Scholastique Mukasonga est une écrivaine franco- rwandaise née en 1956 au Rwanda.
En 1960, sa famille est délogée à Nyamata au Bugesera, une province rwandaise dans laquelle s’étendent de nombreux marais. Trois ans après cette première délocalisation, les membres de la famille de Scholastique Mukasonga restés dans la vallée de la Rukarara sont massacrés. Elle vit alors au Rwanda jusqu’en 1973 puis est exilée au Burundi, un État frontalier de ce pays.
En 1992, Scholastique Mukasonga s’installe en France. Deux ans après son départ de l’Afrique, le Rwanda connaît une recrudescence de la violence qui atteint son paroxysme lors du génocide des Tutsis. La romancière apprend subséquemment le décès de trente-sept membres de sa famille, dont sa mère Stefania, une femme au caractère singulier que l’on retrouve beaucoup dans ses écrits.

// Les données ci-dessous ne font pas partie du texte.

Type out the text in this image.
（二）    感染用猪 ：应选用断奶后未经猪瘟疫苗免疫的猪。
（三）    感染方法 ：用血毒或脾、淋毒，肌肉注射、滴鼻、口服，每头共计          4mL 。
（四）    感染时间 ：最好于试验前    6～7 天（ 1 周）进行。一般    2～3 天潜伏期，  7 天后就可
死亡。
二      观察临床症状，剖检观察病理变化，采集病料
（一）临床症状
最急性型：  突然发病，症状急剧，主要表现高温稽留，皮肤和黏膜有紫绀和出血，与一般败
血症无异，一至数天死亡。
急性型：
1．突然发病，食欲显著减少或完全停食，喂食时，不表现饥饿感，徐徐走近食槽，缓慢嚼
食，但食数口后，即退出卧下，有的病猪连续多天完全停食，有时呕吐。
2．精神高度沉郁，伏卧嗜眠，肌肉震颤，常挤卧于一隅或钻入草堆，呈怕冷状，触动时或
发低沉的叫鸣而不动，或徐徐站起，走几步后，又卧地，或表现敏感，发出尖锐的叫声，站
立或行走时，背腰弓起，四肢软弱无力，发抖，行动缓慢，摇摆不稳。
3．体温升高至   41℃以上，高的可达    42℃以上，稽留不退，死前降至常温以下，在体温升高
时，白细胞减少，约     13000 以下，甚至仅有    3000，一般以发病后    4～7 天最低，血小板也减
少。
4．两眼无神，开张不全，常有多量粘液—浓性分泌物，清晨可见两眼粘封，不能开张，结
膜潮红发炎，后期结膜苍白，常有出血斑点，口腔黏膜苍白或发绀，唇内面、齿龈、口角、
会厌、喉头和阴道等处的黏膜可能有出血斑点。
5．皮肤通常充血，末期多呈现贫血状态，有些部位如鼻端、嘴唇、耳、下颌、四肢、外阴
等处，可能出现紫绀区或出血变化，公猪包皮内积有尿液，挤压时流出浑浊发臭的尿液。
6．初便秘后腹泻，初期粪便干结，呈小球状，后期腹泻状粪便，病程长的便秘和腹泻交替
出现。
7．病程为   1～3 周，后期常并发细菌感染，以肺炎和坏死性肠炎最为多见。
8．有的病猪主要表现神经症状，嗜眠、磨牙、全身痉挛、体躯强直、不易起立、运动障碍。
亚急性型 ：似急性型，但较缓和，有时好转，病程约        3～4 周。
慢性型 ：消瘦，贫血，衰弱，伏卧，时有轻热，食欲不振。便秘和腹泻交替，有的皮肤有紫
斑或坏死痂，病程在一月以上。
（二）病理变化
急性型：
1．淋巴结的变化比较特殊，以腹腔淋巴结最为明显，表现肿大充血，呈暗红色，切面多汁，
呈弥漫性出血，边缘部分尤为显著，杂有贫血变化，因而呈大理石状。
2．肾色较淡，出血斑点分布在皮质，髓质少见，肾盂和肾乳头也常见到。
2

Avec une verve singulière, Scholastique Mukasonga revient sur le passé terrible du Rwanda dans ses écrits. En 2006, soit douze ans après le génocide des Tutsis de 1994, Gallimard publie son premier récit à caractère autobiographique Inyenzi ou les Cafards. En 2012, son premier roman Notre-Dame du Nil permet à l’auteure d’être la récipiendaire du prix Renaudot. En mars 2018, Scholastique Mukasonga est de retour sur le devant de la scène littéraire avec un nouvel ouvrage intitulé Un si beau diplôme !

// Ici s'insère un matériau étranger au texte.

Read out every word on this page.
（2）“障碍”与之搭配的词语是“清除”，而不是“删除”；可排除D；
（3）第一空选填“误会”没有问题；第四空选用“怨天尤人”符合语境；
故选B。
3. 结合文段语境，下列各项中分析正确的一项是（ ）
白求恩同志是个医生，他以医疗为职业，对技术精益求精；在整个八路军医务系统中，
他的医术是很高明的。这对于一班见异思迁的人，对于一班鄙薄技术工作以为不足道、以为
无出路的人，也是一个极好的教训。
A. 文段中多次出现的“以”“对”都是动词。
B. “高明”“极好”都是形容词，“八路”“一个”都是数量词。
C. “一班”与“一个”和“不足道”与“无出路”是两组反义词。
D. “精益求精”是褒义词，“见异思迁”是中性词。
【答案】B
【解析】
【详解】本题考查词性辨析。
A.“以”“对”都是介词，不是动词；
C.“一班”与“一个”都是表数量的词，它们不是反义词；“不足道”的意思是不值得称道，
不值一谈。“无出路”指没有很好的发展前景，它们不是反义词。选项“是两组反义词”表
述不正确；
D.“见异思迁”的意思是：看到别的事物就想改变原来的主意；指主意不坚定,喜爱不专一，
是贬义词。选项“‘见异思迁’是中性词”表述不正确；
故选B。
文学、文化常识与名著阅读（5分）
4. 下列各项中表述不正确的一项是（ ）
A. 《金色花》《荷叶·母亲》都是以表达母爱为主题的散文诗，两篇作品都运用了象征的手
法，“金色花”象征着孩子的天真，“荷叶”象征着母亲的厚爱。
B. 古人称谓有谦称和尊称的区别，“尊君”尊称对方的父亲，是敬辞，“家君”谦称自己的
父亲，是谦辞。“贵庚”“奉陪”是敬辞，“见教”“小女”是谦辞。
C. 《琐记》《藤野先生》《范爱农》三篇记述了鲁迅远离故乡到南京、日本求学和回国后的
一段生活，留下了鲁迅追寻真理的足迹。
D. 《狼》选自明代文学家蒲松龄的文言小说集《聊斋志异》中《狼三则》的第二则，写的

Des parcelles d’émotions vives

Ce que murmurent les collines est un recueil de six nouvelles dans lequel le lecteur se retrouve en immersion totale dans le pays natal de la romancière. Entre fiction et non-fiction, il s’aventure dans une région africaine marquée par son Histoire, une histoire parsemée de tristesse et d’inégalité. Depuis avril 2015, cet ouvrage existe aussi au format poche dans la collection « Folio » des éditions Gallimard.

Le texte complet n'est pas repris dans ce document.